Po ostatnim zwycięstwie 5:0 nad Freiburgiem w Bundeslidze, tym razem monachijczycy pokonali FC Augsburg 5:2. Bramki dla FCB zdobyli Eric Maxim Choupo-Gooting, Joshua Kimmich, ponownie Choupo-Goating, Jamal Musiala oraz Alphonso Davies. Tradycyjnie po zakończeniu spotkania na pytania odpowiadali piłkarze oraz trenerzy obu klubów.
Julian Nagelsmann:
− To był klasyczny mecz pucharowy - dużo gry tam i z powrotem. Nie jest łatwo grać przeciwko takiej drużynie. Nie zaczęliśmy dobrze, nie byliśmy dobrzy w pierwszych dziesięciu minutach, byliśmy bardzo ospali i straciliśmy bramkę. Do przerwy mieliśmy wystarczająco dużo szans, by już we wczesnej fazie gry uzyskać dobry wynik.
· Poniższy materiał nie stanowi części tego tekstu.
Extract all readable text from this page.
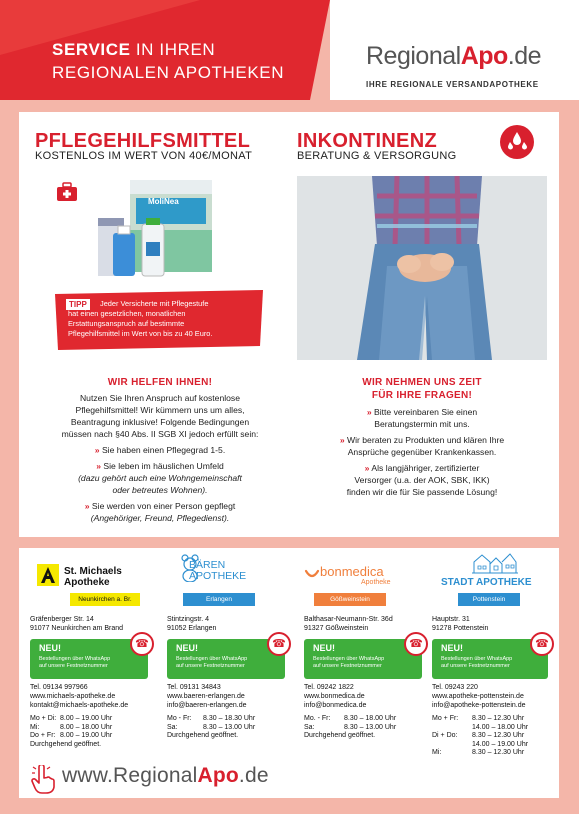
SERVICE IN IHREN
REGIONALEN APOTHEKEN
RegionalApo.de
IHRE REGIONALE VERSANDAPOTHEKE
PFLEGEHILFSMITTEL
KOSTENLOS IM WERT VON 40€/MONAT
MoliNea
TIPP	Jeder Versicherte mit Pflegestufe
hat einen gesetzlichen, monatlichen
Erstattungsanspruch auf bestimmte
Pflegehilfsmittel im Wert von bis zu 40 Euro.
WIR HELFEN IHNEN!

Nutzen Sie Ihren Anspruch auf kostenlose
Pflegehilfsmittel! Wir kümmern uns um alles,
Beantragung inklusive! Folgende Bedingungen
müssen nach §40 Abs. II SGB XI jedoch erfüllt sein:

» Sie haben einen Pflegegrad 1-5.

» Sie leben im häuslichen Umfeld
(dazu gehört auch eine Wohngemeinschaft
oder betreutes Wohnen).

» Sie werden von einer Person gepflegt
(Angehöriger, Freund, Pflegedienst).

INKONTINENZ
BERATUNG & VERSORGUNG
WIR NEHMEN UNS ZEIT
FÜR IHRE FRAGEN!

» Bitte vereinbaren Sie einen
Beratungstermin mit uns.

» Wir beraten zu Produkten und klären Ihre
Ansprüche gegenüber Krankenkassen.

» Als langjähriger, zertifizierter
Versorger (u.a. der AOK, SBK, IKK)
finden wir die für Sie passende Lösung!

St. Michaels
Apotheke
Neunkirchen a. Br.
Gräfenberger Str. 14
91077 Neunkirchen am Brand
NEU!
Bestellungen über WhatsApp
auf unsere Festnetznummer
☎
Tel. 09134 997966
www.michaels-apotheke.de
kontakt@michaels-apotheke.de
Mo + Di:	8.00 – 19.00 Uhr
Mi:	8.00 – 18.00 Uhr
Do + Fr:	8.00 – 19.00 Uhr
Durchgehend geöffnet.	
BÄREN
APOTHEKE
Erlangen
Stintzingstr. 4
91052 Erlangen
NEU!
Bestellungen über WhatsApp
auf unsere Festnetznummer
☎
Tel. 09131 34843
www.baeren-erlangen.de
info@baeren-erlangen.de
Mo - Fr:	8.30 – 18.30 Uhr
Sa:	8.30 – 13.00 Uhr
Durchgehend geöffnet.	
bonmedica
Apotheke
Gößweinstein
Balthasar-Neumann-Str. 36d
91327 Gößweinstein
NEU!
Bestellungen über WhatsApp
auf unsere Festnetznummer
☎
Tel. 09242 1822
www.bonmedica.de
info@bonmedica.de
Mo. - Fr:	8.30 – 18.00 Uhr
Sa:	8.30 – 13.00 Uhr
Durchgehend geöffnet.	
STADT APOTHEKE
Pottenstein
Hauptstr. 31
91278 Pottenstein
NEU!
Bestellungen über WhatsApp
auf unsere Festnetznummer
☎
Tel. 09243 220
www.apotheke-pottenstein.de
info@apotheke-pottenstein.de
Mo + Fr:	8.30 – 12.30 Uhr
	14.00 – 18.00 Uhr
Di + Do:	8.30 – 12.30 Uhr
	14.00 – 19.00 Uhr
Mi:	8.30 – 12.30 Uhr
www.RegionalApo.de
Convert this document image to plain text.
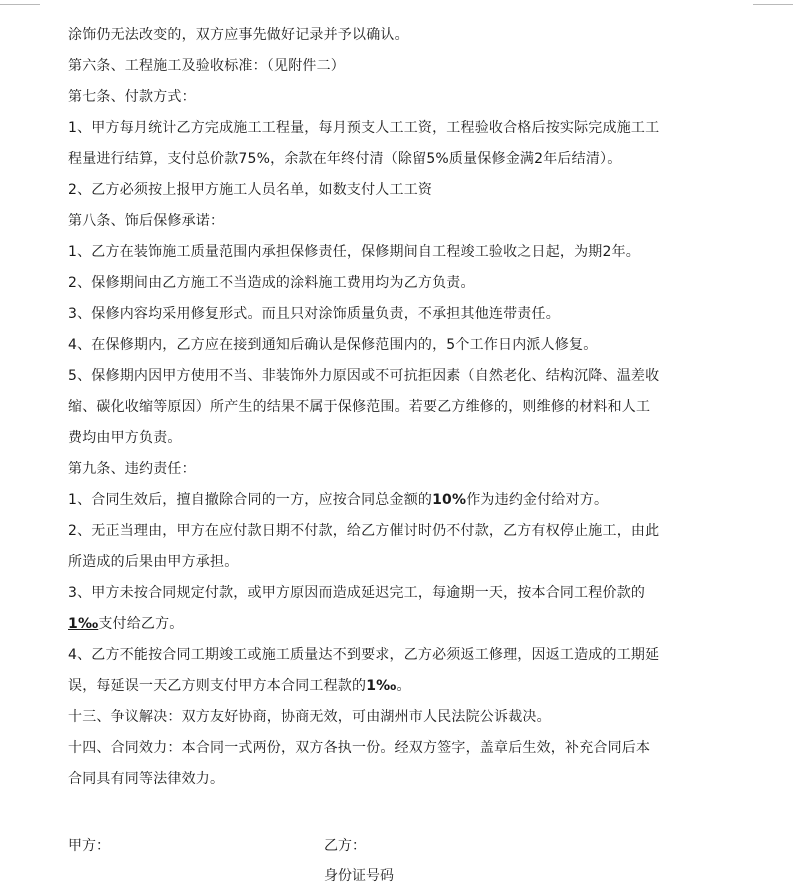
涂饰仍无法改变的，双方应事先做好记录并予以确认。
第六条、工程施工及验收标准：（见附件二）
第七条、付款方式：
1、甲方每月统计乙方完成施工工程量，每月预支人工工资，工程验收合格后按实际完成施工工
程量进行结算，支付总价款75%，余款在年终付清（除留5%质量保修金满2年后结清）。
2、乙方必须按上报甲方施工人员名单，如数支付人工工资
第八条、饰后保修承诺：
1、乙方在装饰施工质量范围内承担保修责任，保修期间自工程竣工验收之日起，为期2年。
2、保修期间由乙方施工不当造成的涂料施工费用均为乙方负责。
3、保修内容均采用修复形式。而且只对涂饰质量负责，不承担其他连带责任。
4、在保修期内，乙方应在接到通知后确认是保修范围内的，5个工作日内派人修复。
5、保修期内因甲方使用不当、非装饰外力原因或不可抗拒因素（自然老化、结构沉降、温差收
缩、碳化收缩等原因）所产生的结果不属于保修范围。若要乙方维修的，则维修的材料和人工
费均由甲方负责。
第九条、违约责任：
1、合同生效后，擅自撤除合同的一方，应按合同总金额的10%作为违约金付给对方。
2、无正当理由，甲方在应付款日期不付款，给乙方催讨时仍不付款，乙方有权停止施工，由此
所造成的后果由甲方承担。
3、甲方未按合同规定付款，或甲方原因而造成延迟完工，每逾期一天，按本合同工程价款的
1‰支付给乙方。
4、乙方不能按合同工期竣工或施工质量达不到要求，乙方必须返工修理，因返工造成的工期延
误，每延误一天乙方则支付甲方本合同工程款的1‰。
十三、争议解决：双方友好协商，协商无效，可由湖州市人民法院公诉裁决。
十四、合同效力：本合同一式两份，双方各执一份。经双方签字，盖章后生效，补充合同后本
合同具有同等法律效力。
甲方：	乙方：
身份证号码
Dwadzieścia minut po przerwie było bardzo dobre, to była bardzo dobra reakcja z dobrym pressingiem.
Leon Goretzka:
− Pierwsze dziesięć minut było fatalne w naszym wykonaniu, potem podjęliśmy walkę i zasłużyliśmy na zwycięstwo w ostatecznym rozrachunku. Wiedzieliśmy, czego możemy się spodziewać. To niesamowicie obrzydliwe grać w ten sposób. Ciężka praca i odpowiednia świadomość, aby bronić dobrze z tyłu i strzelać bramki z przodu - to jest to, co teraz znowu robimy coraz lepiej.
Eric Maxim Choupo-Moting:
− Pokazaliśmy wielkie morale. Pierwsze 15 minut na pewno nie było dobre, ale pokazaliśmy bardzo dobrą reakcję. Osobiście, mimo kilku niewykorzystanych szans, zawsze miałem wrażenie, że bramka przyjdzie i tak się stało. Ważny był oczywiście gol wyrównujący przed przerwą. Trener znalazł odpowiednie słowa w połowie meczu. Potem w drugiej połowie mieliśmy wiele szans i nagrodziliśmy się za nasze starania.
Enrico Maassen:
− To był bardzo pasjonujący występ. Zaczęliśmy jak straż pożarna. To był świetny mecz, reklama piłki nożnej, po to ludzie chodzą na stadion. Mieliśmy też duży udział w stracie tych bramek, co jest niefortunne. Kluczowa była sytuacja i bramka na 2:4. Mimo to ogromne wyrazy uznania dla mojego zespołu.